[特別企画]デザインも一新、装着性にもこだわり
解像感も両立、“パナソニックならでは”のワイヤレス+NCヘッドホン「RP-HD600N」開発者インタビュー
ーー 続いてのポイントは、Bluetoothにおける高音質コーデックの採用ですね。LDACとaptXに両対応したことには、正直言って驚きました。
桔梗氏: 最近になって、新たなBluetoothの音声コーデックが登場し、Bluetoothでもハイレゾ相当の高音質が楽しめるようになりました。
一方でお客様のご意見を伺いますと、以前の製品の印象から「ワイヤレスは音が良くない」というイメージを持たれている方も多いことがわかりました。それを払拭したいと思いました。
LDACについては、Android 8.0でコーデック自体がオープンソースになったことにより、標準的に搭載される可能性が高く、これには対応したいと考えました。一方でaptX HDについては、音にこだわったDAPに搭載されているケースが多く、それらがLDACに対応するかはわかりません。ですので、これも押さえておきたいと。より多くのお客様、多くのデバイスに対応するには、この2つのコーデックに対応するのは必須と考えました。
ーー LDACになるとビットレートが高くなりますが、音途切れへの対策でご苦労はありましたか?
鈴木氏: ビットレートが高くなると途切れやすくなるというのはその通りで、特にLDACでは最高で990kbpsと、非常に高くなります。設計開始当初から、これはしっかりケアしなければならないと考えていました。
やはり、根本的に解決するには感度を上げるしかないということで、アンテナの引き回しや位置などいろいろな工夫をし、いまできる最大限の感度を実現できました。これによって、途切れを抑えることができています。
■音質を優先しつつ、広帯域のノイズをカバーしてNC効果を高めた
ーー RP-HD600Nは、ノイズキャンセリング機能も搭載されています。これにもこだわりがあると伺いました。
桔梗氏: これまでのパナソニックのノイズキャンセリングモデルに比べ、広い帯域で効果を出せています。さらに、今回こだわったのは「ノイズキャンセリングを効かせる帯域」です。
鈴木氏: RP-HD600Nは、特に500Hz以上の高い帯域において高い性能を実現しています。ノイズキャンセリングというと飛行機、というイメージが強いのですが、実際には電車内はもちろん、カフェや家庭内などでもよく使われています。そういったところでは、比較的高い帯域の騒音がありますので、そこをいかに消せるかというのが、今回我々がチューニングでこだわったポイントです。もちろん飛行機内での帯域もカバーしており、広い帯域のノイズを抑えています。
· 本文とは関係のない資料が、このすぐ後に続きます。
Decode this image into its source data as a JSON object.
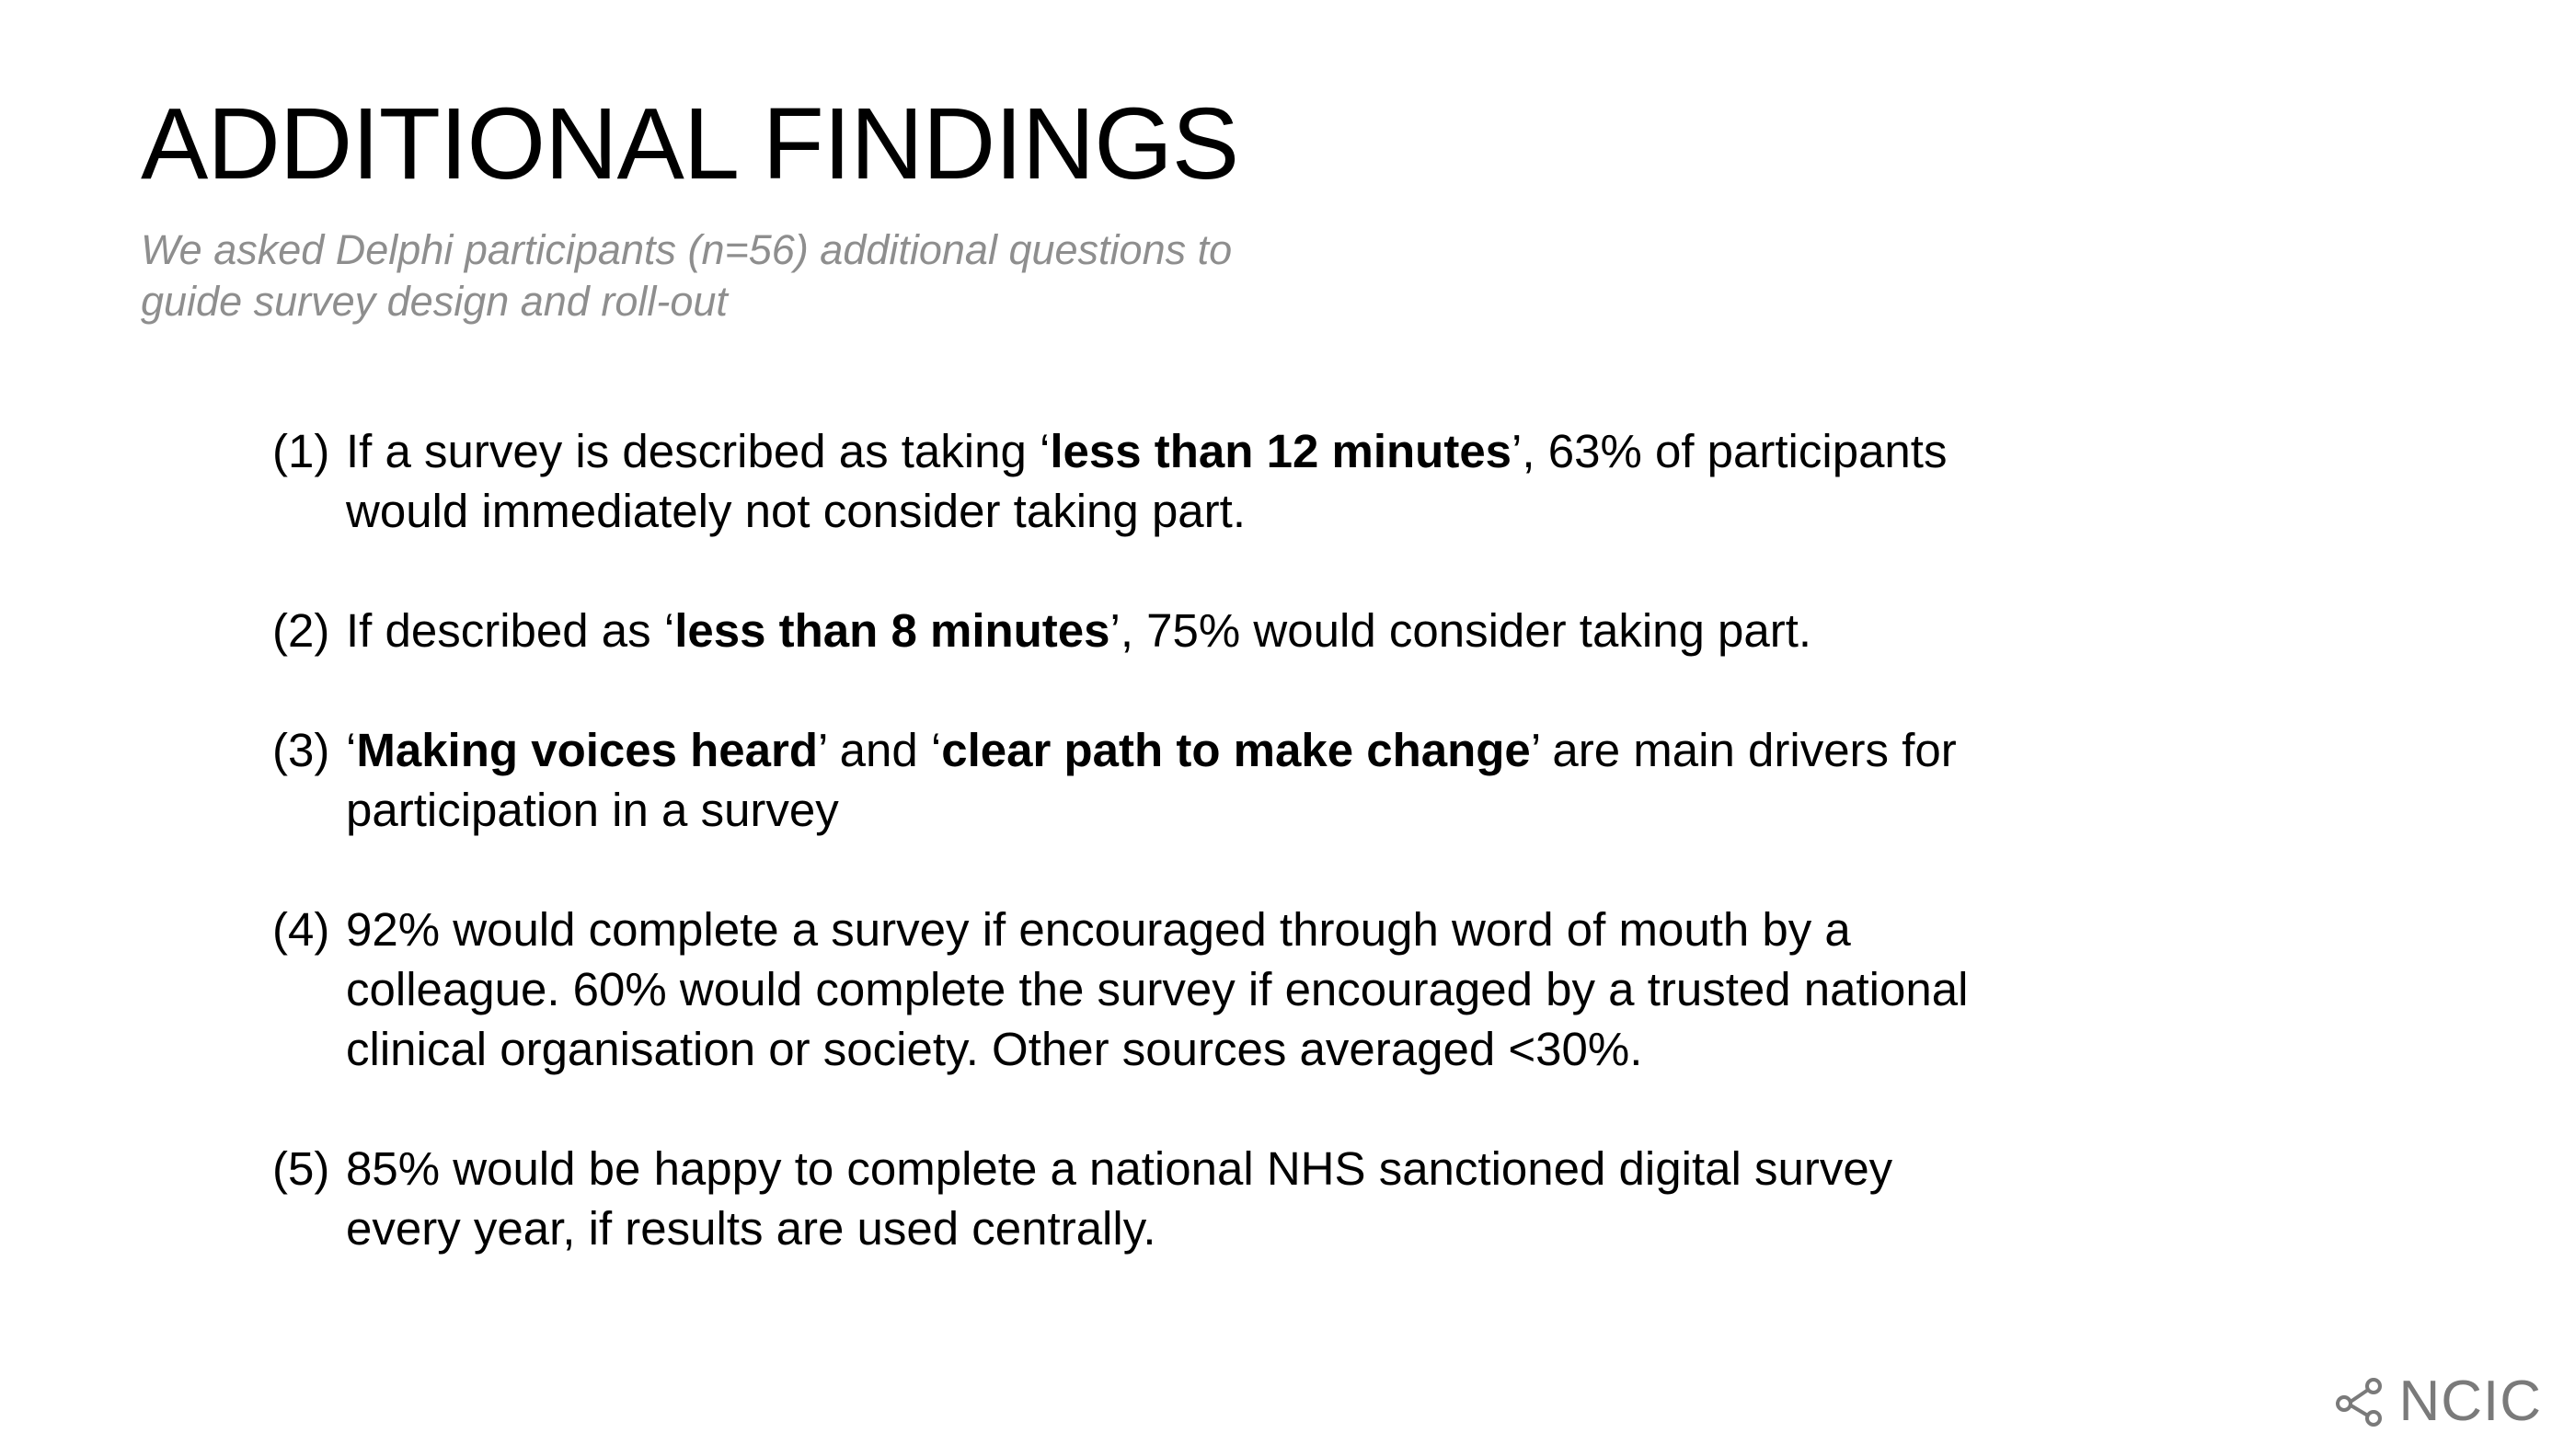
{
  "slide": {
    "title": "ADDITIONAL FINDINGS",
    "subtitle_line1": "We asked Delphi participants (n=56) additional questions to",
    "subtitle_line2": "guide survey design and roll-out"
  },
  "findings": [
    {
      "number": "(1)",
      "parts": [
        "If a survey is described as taking ‘",
        "less than 12 minutes",
        "’, 63% of participants would immediately not consider taking part."
      ]
    },
    {
      "number": "(2)",
      "parts": [
        "If described as ‘",
        "less than 8 minutes",
        "’, 75% would consider taking part."
      ]
    },
    {
      "number": "(3)",
      "parts": [
        "‘",
        "Making voices heard",
        "’ and ‘",
        "clear path to make change",
        "’ are main drivers for participation in a survey"
      ]
    },
    {
      "number": "(4)",
      "parts": [
        "92% would complete a survey if encouraged through word of mouth by a colleague. 60% would complete the survey if encouraged by a trusted national clinical organisation or society. Other sources averaged <30%."
      ]
    },
    {
      "number": "(5)",
      "parts": [
        "85% would be happy to complete a national NHS sanctioned digital survey every year, if results are used centrally."
      ]
    }
  ],
  "logo": {
    "text": "NCIC",
    "icon": "share-nodes-icon",
    "color": "#7a7a7a"
  },
  "colors": {
    "subtitle": "#8e8e8e",
    "text": "#000000",
    "background": "#ffffff"
  }
}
ーー ノイズキャンセリングには、A、B、Cの3つのモードがありますね。
桔梗氏: それぞれノイズキャンセリングの効果の強さを表しており、Aは強、Bは中、Cは弱です。ノイズキャンセリングがあまりに強すぎると、お客様によっては圧迫感、閉塞感を感じる場合があります。そこまで強いノイズキャンセリングが必要でない場合には、BやCを選んでいただけたら、快適な使い方が行えます。
ーー ノイズキャンセリングには、ノイズの逆位相の音で打ち消す「アクティブノイズキャンセリング」だけでなく、外音を物理的に遮蔽する「パッシブノイズキャンセリング」がありますね。このうち、パッシブについての考え方を教えてください。
鈴木氏: RP-HD600Nでは、パッシブノイズキャンセリング性能を極限まで高めることはしていません。というのは、ノイズキャンセリング性能だけでなく、音づくりも重視しているからです。パッシブ性能を高めるには、音づくりに有用な穴まで、全部ふさぐ必要が出て来ます。そうすると音質面で妥協することになります。我々はそれをしたくなかったのです。
桔梗氏: 先ほどもご説明した、音の解像感。これはどうしても実現させたかったのです。「解像感とノイズキャンセリング性能を両立させて!」とお願いをしたので、技術も大変だったはずです(笑)。結果として、良いバランスに落とし込めたと思います。
ーー なるほど。ところで本機には便利な機能として、ボイススルー機能も搭載されていますね。
桔梗氏: これは用途がわかりやすい機能だと思います。右手でハウジングを触るだけで、外音が取り込めるというものです。電車や飛行機のアナウンスなどを聞きたいときに使えます。なお、ノイズキャンセリングボタンをダブルクリックすることで、このボイススルーモードに固定することも可能です。